"Margaret is a jewel of a teacher. She seems able to teach everyone and help us individually with enthusiasm that is contagious."
Margaret Davidson is a sensitive and refined painter who focuses on the world of stilled objects. One of her unique specialties is archaeological illustration--most remarkably, creating detailed basket drawings from almost non-existent, muddy fragments. Her personal work draws from a love of natural history and the pleasures of quiet domesticity. Her drawings and paintings are uncluttered, fresh and beautifully rendered. Ms. Davidson received her BFA from the University of Michigan and her MFA from University of Washington.
Her drawings and paintings have been exhibited in the Bellevue Art Museum, the Smithsonian Institute, the Wing Luke Asian Museum and numerous galleries in the Northwest, currently she is represented at the Edison Eye Gallery, Edison, WA. Her illustration work has been included in over forty publications. She is a member of the Guild of Natural History Illustrators, with whom she exhibits annually.
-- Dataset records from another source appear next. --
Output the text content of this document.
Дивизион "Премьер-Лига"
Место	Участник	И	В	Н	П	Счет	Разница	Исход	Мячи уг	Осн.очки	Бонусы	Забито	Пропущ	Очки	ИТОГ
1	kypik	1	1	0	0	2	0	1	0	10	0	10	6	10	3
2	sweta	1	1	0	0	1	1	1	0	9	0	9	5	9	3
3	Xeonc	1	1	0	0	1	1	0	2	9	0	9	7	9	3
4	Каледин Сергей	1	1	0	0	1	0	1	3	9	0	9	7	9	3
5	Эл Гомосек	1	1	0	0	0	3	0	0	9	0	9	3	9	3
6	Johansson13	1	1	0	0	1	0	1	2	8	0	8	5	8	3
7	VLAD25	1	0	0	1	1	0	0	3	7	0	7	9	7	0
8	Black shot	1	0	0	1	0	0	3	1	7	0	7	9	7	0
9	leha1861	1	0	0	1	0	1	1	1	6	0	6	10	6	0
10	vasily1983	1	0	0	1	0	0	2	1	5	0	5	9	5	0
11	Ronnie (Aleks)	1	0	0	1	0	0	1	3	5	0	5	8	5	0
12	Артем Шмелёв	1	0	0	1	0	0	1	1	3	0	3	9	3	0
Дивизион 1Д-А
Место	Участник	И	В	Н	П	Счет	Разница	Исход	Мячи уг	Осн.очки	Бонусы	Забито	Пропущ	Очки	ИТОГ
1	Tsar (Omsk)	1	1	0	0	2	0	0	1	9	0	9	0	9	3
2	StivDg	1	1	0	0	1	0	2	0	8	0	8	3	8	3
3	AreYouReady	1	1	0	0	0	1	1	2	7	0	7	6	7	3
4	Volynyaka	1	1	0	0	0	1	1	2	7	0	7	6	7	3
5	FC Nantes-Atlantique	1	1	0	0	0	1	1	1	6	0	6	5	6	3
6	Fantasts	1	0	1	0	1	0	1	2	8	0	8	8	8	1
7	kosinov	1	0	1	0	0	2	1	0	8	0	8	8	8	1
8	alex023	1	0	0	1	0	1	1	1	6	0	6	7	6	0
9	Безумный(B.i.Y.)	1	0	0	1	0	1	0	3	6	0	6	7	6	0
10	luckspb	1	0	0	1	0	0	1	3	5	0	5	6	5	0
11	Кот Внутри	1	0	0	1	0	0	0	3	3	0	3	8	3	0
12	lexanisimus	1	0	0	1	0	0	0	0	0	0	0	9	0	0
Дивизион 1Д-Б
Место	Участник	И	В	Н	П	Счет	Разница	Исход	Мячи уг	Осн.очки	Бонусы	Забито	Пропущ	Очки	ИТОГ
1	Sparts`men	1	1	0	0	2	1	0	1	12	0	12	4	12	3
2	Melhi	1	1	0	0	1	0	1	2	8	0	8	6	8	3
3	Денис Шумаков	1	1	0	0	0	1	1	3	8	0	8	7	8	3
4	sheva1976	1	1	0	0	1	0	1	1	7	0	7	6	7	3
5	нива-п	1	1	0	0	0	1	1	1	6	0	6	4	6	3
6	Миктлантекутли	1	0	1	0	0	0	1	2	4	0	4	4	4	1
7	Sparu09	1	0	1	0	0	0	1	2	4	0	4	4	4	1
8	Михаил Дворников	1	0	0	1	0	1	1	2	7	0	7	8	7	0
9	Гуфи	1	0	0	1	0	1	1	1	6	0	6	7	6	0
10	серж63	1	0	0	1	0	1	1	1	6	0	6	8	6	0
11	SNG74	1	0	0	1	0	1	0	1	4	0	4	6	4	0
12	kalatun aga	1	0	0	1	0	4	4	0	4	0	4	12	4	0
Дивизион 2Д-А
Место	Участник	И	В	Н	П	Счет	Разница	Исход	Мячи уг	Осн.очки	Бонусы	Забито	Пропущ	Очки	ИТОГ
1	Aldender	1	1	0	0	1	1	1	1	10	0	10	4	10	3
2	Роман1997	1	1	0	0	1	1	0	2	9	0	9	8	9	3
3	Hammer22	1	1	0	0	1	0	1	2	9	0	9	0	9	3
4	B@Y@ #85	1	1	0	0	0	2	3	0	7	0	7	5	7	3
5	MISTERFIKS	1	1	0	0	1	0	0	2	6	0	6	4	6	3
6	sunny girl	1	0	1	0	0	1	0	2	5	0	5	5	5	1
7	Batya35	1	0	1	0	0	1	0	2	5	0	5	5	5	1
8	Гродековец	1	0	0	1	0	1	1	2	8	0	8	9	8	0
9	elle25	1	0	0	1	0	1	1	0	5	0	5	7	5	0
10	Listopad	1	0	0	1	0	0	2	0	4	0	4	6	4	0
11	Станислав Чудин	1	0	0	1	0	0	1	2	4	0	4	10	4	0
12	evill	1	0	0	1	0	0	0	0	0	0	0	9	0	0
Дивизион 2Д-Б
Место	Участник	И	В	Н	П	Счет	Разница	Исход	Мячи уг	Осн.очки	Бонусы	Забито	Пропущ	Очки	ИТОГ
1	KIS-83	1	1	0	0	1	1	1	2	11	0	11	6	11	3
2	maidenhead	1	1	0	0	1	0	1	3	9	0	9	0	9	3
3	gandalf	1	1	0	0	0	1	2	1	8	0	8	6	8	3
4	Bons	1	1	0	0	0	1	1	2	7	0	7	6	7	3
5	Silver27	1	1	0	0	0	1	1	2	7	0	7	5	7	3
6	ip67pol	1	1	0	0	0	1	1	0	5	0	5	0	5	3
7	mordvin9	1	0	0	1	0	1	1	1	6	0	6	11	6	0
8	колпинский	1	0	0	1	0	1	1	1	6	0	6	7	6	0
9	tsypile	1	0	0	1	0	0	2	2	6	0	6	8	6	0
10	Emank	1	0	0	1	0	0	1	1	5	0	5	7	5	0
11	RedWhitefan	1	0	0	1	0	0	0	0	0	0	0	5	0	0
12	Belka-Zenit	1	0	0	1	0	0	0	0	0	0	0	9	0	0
Ms. Davidson is acclaimed for her systematic approach to teaching the principles of drawing, color theory and watercolor painting. She has taught drawing at the Academy since 1994, and has also taught at Pratt. Her intensive bi-weekly realist drawing classes are typically sold-out, so please register early.

Artist's StatementI am drawn to the still life genre because it's so subtle. In the still life tradition the person is there, but he or she has just left the room.
You may have noticed that the objects in a still life are always connected to people in some way: things left behind on a table, fruit encased in a bowl or basket, flowers in a vase. Things, however wild in origin, are chosen, picked, netted, or killed and placed in tame domestic surroundings, usually indoors, or at least in a manmade container. The human presence is there, it's just indirect and a little indistinct.
The placement of objects, the spaces between things, the light, the depth, this is where the soul resides in a still life, and the ordinariness of the things which appear in a majority of still lifes suggests the real, everyday soul of humanity. Cloth, for example, is as common as dirt, yet all the laws of the universe were required to make that piece of cloth in the same way as they were to make a planet or a galaxy. Painting that cloth is a celebration of the intrinsic importance and meaning in the ordinary and the everyday.